In questo contesto si pone la figura di Gaetano Thiene, a
cavaliere tra ’400 e ’500, come uomo dalla forte radice medievale e dalla nuova
sensibilità portata dal Rinascimento. Uomo di studi umanistici eppur consapevole
che non è l’uomo il centro del mondo… Non incantato dal fluire sottile e
sciolto del cantore Erasmo, né chiuso dagli studi giuridici. Gaetano fu uomo
intriso di spiritualità incarnata, la sua carità sapeva di carne,
nell’assistenza agli ammalati presso gli ospedali dove prestava il suo
servizio.

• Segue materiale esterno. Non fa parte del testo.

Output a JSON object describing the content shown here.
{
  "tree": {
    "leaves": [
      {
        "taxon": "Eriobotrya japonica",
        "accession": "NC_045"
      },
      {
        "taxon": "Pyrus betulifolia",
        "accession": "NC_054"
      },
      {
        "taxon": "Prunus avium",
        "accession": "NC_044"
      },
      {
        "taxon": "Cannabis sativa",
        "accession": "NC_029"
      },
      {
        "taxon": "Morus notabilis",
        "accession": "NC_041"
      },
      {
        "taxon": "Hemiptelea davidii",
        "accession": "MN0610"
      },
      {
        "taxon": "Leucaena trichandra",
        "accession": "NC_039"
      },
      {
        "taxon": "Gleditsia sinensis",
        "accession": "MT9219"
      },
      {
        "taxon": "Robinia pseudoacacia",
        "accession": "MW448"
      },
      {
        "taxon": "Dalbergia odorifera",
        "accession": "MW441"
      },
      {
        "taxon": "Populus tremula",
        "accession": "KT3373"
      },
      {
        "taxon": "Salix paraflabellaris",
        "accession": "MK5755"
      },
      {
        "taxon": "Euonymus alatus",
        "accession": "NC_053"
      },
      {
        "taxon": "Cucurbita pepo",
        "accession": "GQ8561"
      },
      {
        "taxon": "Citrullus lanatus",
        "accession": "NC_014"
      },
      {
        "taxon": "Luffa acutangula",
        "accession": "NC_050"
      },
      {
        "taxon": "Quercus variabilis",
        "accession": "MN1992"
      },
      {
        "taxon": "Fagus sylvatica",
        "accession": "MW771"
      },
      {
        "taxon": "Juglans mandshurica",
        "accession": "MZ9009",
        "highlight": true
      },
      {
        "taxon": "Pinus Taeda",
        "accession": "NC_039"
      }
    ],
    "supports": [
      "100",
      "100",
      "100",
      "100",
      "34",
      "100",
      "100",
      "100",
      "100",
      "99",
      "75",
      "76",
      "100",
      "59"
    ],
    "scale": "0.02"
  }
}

Uomo di preghiera, perché uomo dello stupore: Santa Maria gli aveva
messo tra le braccia, “senza cuore”, il Bambino Gesù. Uomo di fiducia, non gli
era mancato mai nulla: neppure quando le soldataglie lanzichenecche lo
catturarono, lo imprigionarono, lo malmenarono, lo torturarono. Gaetano
sperimenta la liberazione senza avere raccomandazioni nascoste, ma la
Provvidenza, all’ora puntuale della salvezza, esalta se stessa!
Nel contesto del suo tempo, delle lotte e delle divisioni
di quanti vogliono la conversione… degli altri, Gaetano Thiene scelse il
cammino umile e nascosto della sua personale vicinanza a Cristo, apprezzato tra
la povera gente, solo nelle città segnate dalla peste, dal bisogno.
Gaetano
ode assordante la voce di Gesù che lo chiama a seguirlo nel servizio e nella
relazione profonda, che è fiducia e certezza della Provvidenza. Questa fu la
scoperta di Gaetano, questo fu il suo ardito desiderio, il suo coraggio: dire a
Dio, se non mi dai il fuoco non mi hai dato nulla!!